Gayo
Plinio saluda a su amigo Sura: “La falta de ocupaciones me brinda a mí la
oportunidad de aprender y a ti la de enseñarme. De esta forma, me gustaría
muchísimo saber si crees que los fantasmas existen y tienen forma propia, así
como algún tipo de voluntad, o, al contrario, si son sombras vacías e irreales
que toman forma por efecto de nuestro propio miedo.
Había en Atenas
una casa grande y espaciosa, pero de mala fama y peligrosa para vivir en ella.
En medio del silencio de la noche se oía el sonido del hierro y, si escuchabas
más atentamente, el ruido de cadenas, primero lejos, luego más cerca. Después
aparecía un espectro, un anciano extenuado por la delgadez y la suciedad, con
una larga barba y cabellos hirsutos. Llevaba grilletes en las piernas y cadenas
en las manos, que movía al caminar. Por ello los ocupantes pasaban en vela a
causa del miedo unas noches terribles y siniestras. La falta de sueño conducía
a la enfermedad y, al crecer el miedo, a la muerte. Pues, incluso durante el
día, aunque el espectro se había marchado, su imagen permanecía clavada en sus
pupilas y el temor permanecía más tiempo que las causas de ese temor. Por ello
la casa quedó desierta, condenada a la soledad y abandonada por entero al
espectro. Sin embargo fue puesta en venta, por si alguien que no tuviera
conocimiento de tal maldición quisiera comprarla o alquilarla.
Llegó a Atenas el
filósofo Atenodoro y leyó el anuncio. Cuando escuchó el precio, como la baja
cantidad le parecía sospechosa, pregunta y se entera de toda la verdad. Pero a
pesar de ello, mejor diría, precisamente por ello, alquila la casa.
Cuando empezó a
oscurecer, ordena que le sea preparado un lecho en la parte delantera de la
casa. Pide unas tablillas, un estilete y una lámpara. Envía a sus sirvientes al
fondo de la casa. Él mismo se concentra por completo —mente, ojos y manos— en
escribir, para que su mente, al no estar desocupada, no oyera falsos ruidos, ni
se inventara vanos temores. Al principio, como siempre, reina el silencio de la
noche. Después, comienzan a escucharse los golpes sobre hierro y el arrastrar
de cadenas.
Él ni levantaba
los ojos, ni dejaba de escribir. Se concentraba aún más en el trabajo y en
mantener sus oídos sordos. Entonces, el estruendo continuaba creciendo. Se
aproximaba y se oía como si ya estuviera en el umbral, como si ya estuviera
dentro de la habitación.
Levanta la vista.
Mira y reconoce el espectro que le habían descrito. Allí estaba de pie y hacía
señas con un dedo como si le llamara. Atenodoro, por su parte, le hace señas
con la mano de que espere un poco y de nuevo se inclina sobre las tablillas y
el estilete. El espectro mientras tanto hacía resonar sus cadenas por encima de
la cabeza mientras Atenodoro escribía.
De nuevo el
filósofo levantó la vista. Vio que el espectro hacía el mismo signo que antes.

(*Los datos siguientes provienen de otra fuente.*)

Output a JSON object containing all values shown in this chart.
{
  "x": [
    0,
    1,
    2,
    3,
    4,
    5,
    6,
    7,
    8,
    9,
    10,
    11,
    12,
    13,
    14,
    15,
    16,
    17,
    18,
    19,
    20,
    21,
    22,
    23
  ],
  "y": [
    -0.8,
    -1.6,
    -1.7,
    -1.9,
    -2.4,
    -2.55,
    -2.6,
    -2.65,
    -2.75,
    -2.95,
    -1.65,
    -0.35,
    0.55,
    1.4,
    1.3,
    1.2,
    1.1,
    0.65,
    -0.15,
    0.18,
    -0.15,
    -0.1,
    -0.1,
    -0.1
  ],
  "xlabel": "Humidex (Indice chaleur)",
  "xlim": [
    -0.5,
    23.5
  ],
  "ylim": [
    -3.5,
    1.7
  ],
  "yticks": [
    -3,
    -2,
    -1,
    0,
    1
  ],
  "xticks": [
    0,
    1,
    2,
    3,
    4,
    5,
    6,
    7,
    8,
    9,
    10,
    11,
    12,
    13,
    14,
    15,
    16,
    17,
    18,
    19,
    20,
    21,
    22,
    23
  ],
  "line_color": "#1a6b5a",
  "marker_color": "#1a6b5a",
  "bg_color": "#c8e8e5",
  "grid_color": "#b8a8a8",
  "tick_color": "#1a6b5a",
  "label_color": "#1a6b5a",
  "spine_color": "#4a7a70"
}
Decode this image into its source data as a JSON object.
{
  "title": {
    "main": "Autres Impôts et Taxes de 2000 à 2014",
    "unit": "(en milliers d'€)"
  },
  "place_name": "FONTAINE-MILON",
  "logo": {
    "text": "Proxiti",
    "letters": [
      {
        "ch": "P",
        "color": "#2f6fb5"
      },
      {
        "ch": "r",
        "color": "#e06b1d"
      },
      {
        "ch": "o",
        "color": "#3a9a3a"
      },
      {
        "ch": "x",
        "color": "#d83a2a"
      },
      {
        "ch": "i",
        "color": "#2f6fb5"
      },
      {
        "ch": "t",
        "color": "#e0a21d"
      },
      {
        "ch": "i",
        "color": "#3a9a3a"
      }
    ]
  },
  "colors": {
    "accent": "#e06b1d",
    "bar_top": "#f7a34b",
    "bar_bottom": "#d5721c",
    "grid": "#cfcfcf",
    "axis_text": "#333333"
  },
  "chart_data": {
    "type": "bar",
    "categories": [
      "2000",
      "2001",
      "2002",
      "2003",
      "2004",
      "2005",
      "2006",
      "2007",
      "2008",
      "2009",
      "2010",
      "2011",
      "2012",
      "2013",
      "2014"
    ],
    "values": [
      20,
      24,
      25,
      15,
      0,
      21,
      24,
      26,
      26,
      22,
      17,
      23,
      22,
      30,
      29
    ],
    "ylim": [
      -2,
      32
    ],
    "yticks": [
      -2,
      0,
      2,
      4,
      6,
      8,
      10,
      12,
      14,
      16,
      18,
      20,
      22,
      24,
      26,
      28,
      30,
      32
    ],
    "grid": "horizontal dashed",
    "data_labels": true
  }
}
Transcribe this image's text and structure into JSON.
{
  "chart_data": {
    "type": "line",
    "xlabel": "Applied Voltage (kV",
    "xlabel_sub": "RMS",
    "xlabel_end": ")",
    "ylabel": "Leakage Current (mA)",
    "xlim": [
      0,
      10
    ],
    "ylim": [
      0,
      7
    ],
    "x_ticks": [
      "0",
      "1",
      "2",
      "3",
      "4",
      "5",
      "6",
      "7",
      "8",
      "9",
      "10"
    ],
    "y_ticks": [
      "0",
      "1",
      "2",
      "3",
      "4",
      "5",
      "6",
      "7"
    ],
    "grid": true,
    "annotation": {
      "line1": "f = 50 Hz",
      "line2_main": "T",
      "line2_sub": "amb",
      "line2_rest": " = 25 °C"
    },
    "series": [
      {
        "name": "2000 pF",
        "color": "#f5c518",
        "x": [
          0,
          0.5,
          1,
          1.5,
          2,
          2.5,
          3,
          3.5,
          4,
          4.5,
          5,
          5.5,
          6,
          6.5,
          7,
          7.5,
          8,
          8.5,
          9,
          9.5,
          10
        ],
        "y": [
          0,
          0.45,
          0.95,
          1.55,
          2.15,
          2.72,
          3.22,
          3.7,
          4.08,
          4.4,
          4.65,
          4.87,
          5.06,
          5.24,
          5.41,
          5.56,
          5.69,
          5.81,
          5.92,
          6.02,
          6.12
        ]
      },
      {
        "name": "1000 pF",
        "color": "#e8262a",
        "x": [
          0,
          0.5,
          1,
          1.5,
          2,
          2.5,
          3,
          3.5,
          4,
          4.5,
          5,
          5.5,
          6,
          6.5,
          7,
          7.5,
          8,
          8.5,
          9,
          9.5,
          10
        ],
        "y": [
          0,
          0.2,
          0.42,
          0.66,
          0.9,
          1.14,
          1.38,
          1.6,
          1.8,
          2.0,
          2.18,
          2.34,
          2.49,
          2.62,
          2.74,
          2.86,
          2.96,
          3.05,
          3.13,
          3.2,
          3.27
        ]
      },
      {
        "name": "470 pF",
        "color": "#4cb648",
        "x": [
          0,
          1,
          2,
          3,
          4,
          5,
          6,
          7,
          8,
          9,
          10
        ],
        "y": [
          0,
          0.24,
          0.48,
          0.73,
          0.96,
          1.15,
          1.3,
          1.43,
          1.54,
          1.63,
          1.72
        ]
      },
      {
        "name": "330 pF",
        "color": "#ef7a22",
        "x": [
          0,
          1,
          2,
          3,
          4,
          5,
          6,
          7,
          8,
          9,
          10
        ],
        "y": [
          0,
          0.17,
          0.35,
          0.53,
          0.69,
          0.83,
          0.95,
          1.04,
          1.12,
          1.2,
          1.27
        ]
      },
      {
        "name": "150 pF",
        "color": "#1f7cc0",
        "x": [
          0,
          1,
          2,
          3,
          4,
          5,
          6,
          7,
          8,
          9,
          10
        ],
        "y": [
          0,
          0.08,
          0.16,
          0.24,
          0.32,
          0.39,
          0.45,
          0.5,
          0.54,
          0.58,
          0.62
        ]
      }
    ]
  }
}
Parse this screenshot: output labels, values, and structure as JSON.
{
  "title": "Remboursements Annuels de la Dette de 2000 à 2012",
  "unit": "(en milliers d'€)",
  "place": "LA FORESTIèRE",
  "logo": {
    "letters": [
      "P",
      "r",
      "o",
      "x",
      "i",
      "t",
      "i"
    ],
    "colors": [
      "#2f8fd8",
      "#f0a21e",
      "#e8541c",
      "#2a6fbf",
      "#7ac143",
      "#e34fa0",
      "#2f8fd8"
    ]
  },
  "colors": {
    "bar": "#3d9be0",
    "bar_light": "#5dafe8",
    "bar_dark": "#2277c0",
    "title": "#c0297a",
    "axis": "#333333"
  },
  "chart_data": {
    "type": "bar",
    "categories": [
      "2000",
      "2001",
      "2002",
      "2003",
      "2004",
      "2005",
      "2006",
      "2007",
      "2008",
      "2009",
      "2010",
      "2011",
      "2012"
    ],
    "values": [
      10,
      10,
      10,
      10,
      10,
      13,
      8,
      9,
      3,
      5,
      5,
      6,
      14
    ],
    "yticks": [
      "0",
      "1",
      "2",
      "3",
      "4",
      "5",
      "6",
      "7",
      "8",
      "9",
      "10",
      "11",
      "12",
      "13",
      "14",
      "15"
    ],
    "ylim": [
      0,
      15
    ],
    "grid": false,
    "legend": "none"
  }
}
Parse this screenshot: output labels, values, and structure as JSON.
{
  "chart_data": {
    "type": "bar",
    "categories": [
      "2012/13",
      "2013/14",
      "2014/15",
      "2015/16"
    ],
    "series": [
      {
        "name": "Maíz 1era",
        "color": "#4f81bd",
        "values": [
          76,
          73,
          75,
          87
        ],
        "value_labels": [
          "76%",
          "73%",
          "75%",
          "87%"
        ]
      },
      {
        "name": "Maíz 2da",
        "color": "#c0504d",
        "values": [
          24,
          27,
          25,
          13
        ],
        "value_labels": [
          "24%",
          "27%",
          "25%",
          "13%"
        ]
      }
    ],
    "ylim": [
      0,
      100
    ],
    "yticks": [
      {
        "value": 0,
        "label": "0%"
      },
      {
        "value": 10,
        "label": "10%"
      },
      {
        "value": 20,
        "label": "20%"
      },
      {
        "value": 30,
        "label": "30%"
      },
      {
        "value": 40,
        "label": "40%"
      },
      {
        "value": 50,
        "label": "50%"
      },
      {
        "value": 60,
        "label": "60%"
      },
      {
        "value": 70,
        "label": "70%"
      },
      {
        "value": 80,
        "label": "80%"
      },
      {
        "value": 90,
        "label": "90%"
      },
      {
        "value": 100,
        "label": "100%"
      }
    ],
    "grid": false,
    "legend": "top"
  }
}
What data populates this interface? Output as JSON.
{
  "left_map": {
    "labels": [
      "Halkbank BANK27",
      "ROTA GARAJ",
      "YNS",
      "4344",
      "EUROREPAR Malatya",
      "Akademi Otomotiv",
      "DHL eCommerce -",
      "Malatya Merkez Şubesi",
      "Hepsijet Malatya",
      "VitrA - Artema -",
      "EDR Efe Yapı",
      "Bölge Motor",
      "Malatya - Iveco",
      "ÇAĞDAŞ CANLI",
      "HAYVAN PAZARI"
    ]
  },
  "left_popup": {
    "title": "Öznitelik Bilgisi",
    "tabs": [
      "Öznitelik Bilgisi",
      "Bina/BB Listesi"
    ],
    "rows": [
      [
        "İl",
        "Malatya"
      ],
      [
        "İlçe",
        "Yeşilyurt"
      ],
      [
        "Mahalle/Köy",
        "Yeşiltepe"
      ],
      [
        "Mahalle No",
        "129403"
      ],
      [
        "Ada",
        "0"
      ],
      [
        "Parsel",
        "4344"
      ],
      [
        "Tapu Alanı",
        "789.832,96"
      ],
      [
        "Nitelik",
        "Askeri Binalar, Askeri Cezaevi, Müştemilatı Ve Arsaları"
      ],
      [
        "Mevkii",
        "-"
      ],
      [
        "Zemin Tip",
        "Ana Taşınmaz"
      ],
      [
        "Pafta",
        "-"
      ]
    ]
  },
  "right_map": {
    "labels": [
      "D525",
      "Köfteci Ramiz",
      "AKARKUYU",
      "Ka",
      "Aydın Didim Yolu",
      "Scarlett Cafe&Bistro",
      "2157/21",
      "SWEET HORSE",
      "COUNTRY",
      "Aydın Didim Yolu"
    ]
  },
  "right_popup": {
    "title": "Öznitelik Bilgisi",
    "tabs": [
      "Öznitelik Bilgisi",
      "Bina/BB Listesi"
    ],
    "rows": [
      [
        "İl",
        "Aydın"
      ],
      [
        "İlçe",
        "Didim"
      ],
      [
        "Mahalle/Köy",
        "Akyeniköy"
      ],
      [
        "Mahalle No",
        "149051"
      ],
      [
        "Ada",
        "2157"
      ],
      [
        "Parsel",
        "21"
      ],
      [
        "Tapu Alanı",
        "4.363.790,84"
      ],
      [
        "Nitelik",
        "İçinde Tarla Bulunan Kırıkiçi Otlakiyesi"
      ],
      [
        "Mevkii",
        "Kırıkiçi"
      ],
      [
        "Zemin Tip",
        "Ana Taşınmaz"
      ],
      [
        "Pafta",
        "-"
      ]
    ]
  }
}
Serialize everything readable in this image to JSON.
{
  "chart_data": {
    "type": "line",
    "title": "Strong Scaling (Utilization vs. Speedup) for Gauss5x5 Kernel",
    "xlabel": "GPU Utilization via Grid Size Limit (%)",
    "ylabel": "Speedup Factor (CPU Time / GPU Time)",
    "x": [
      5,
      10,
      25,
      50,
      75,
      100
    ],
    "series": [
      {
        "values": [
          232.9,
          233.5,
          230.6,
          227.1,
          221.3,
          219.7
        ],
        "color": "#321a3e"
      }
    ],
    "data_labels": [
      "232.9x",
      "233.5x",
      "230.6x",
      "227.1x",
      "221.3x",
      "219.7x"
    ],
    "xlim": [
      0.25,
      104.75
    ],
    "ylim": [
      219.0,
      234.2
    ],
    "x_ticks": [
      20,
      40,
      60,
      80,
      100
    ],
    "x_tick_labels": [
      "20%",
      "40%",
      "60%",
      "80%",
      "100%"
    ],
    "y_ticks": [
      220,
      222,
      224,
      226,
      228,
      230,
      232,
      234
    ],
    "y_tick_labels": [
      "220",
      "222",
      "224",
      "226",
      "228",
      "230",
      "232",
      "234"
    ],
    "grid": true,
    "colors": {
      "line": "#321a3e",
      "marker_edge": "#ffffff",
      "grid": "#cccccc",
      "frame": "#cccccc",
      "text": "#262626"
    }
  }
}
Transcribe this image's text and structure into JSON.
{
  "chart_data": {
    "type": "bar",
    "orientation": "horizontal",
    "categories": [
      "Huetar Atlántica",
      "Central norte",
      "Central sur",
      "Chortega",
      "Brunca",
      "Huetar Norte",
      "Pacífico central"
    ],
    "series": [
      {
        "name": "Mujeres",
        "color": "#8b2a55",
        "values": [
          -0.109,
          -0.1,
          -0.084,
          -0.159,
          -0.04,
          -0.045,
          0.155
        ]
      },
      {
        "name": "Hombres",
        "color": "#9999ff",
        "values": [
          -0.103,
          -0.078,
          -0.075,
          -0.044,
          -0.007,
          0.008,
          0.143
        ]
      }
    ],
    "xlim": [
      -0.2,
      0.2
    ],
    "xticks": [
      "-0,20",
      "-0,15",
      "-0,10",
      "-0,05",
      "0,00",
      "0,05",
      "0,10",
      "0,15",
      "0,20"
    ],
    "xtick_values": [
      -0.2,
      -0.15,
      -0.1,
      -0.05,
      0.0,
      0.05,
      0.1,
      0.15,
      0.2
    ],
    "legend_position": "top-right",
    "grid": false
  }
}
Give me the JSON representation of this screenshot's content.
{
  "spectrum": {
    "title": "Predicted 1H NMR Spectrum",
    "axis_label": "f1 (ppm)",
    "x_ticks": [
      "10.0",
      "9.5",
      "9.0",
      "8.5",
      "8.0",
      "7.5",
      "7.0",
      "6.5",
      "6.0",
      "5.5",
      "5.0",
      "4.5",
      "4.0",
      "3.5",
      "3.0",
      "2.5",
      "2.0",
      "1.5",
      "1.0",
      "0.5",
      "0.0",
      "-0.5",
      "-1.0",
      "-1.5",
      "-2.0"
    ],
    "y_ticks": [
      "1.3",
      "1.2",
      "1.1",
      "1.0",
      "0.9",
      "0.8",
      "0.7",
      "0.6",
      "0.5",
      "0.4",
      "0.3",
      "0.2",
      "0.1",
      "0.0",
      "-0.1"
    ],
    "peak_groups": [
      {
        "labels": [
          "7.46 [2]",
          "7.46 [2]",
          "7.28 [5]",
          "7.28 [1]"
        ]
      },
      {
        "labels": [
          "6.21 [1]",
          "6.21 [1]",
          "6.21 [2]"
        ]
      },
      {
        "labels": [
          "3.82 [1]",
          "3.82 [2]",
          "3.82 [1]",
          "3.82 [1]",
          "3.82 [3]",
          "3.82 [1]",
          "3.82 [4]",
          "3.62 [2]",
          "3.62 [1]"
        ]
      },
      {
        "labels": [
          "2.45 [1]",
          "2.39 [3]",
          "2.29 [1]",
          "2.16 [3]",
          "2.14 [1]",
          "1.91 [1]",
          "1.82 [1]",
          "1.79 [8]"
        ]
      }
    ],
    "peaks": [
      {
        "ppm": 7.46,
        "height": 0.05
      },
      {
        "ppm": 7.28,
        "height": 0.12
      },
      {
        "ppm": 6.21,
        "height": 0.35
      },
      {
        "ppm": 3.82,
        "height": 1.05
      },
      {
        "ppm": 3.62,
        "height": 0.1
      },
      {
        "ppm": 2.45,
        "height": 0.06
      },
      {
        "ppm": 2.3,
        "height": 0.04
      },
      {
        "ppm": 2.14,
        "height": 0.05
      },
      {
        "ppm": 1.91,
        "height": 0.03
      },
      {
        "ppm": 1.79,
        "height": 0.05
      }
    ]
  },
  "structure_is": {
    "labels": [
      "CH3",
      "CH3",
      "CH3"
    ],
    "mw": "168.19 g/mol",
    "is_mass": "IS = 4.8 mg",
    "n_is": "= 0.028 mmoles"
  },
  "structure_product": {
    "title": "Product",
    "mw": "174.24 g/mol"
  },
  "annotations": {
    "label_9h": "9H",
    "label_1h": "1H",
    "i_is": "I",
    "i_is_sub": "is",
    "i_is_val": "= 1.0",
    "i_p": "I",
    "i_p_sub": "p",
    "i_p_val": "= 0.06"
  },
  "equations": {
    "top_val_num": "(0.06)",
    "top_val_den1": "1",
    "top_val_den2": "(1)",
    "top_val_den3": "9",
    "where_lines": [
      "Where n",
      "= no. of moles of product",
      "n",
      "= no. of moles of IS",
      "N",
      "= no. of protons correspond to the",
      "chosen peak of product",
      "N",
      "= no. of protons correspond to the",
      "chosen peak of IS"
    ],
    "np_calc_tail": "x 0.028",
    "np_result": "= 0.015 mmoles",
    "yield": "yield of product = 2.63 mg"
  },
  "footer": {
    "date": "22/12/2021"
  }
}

No se detiene más tiempo. Toma la lámpara y le sigue al fantasma. Éste caminaba
con paso lento, como si le pesaran las cadenas. Después que salió al patio de
la casa, desvaneciéndose repentinamente abandonó a su acompañante. Una vez
solo, éste arranca unas hierbas y hojas y las coloca en el lugar como una
señal.
Al día siguiente
se dirige a los magistrados y les pide que ordenen realizar una excavación en
aquel lugar. Se encontraron unos huesos, incrustados y mezclados con las
cadenas, que el cuerpo putrefacto por la acción del tiempo y la humedad de la
tierra había dejado desnudos y consumidos por los grilletes; los huesos fueron
recogidos y se les dio una sepultura pública. En lo sucesivo, la casa se vio
libre de los Manes [almas de los muertos], debidamente sepultados.